Una vez fritos los ingredientes, añadimos el arroz que removeremos para que se impregne de los sabores, dejando que se haga un poco hasta tomar un color nacarado o traslúcido en lugar de su color blanco. Es importante que usemos un arroz bomba de calidad, pues el resultado cambia mucho.


Añadimos el caldo casero de pollo, en proporción de tres veces el volumen del arroz que hayamos usado y llevamos a ebullición. Cuando hayan pasado 5 minutos cociendo a fuego vivo, bajamos el fuego al mínimo manteniendo el hervor, y dejamos que cueza durante otros 10 minutos. 

El arroz tomará el color del pimentón de la chistorra y quedará con un color anaranjado, diferente de las paellas y arroces tradicionales. Por supuesto NO AÑADIMOS COLORANTE bajo ningún concepto.
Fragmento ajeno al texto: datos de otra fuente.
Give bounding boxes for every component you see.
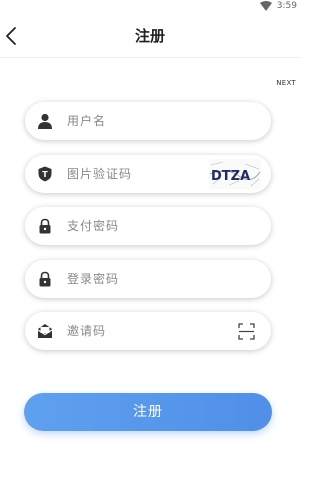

Si queréis podéis añadir unas hebras de azafrán, pero en este caso no es necesario.

Probamos el arroz para ver si está y dejamos reposar tapado con un paño de cocina durante unos 5 a 10 minutos para que se absorba el caldo que haya podido quedar y para que los granos de la parte superior se terminen de hacer en el vapor. ¡¡A la mesa!! 
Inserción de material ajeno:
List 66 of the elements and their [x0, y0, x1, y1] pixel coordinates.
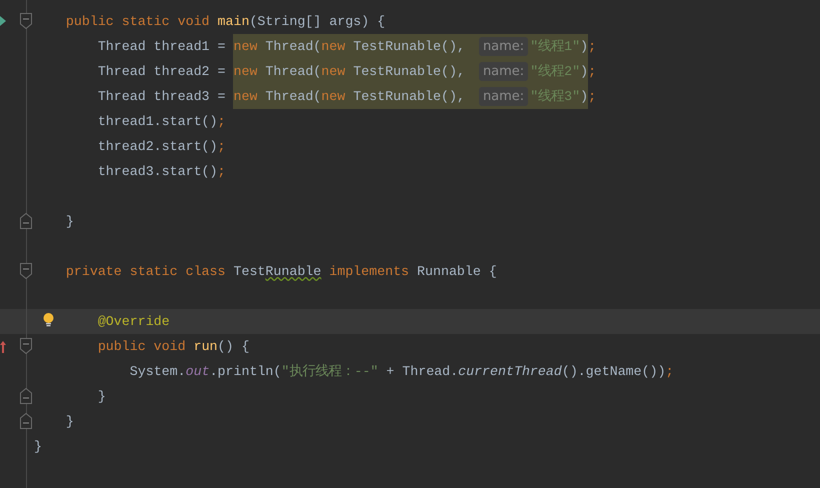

El resultado es un arroz, con un pelín más grasilla que lo habitual en arroces y paellas, pero que en boca es francamente agradable por la mezcla de sabores. Pese al miedo que tiene mi cuñada Muxima a la hora de cocinar, cada vez hace platos más ricos como este delicioso arroz con chistorra y pollo con el que nos sorprendió y que ahora he preparado yo siguiendo sus instrucciones. Si tenéis ocasión, no dejéis de probarlo.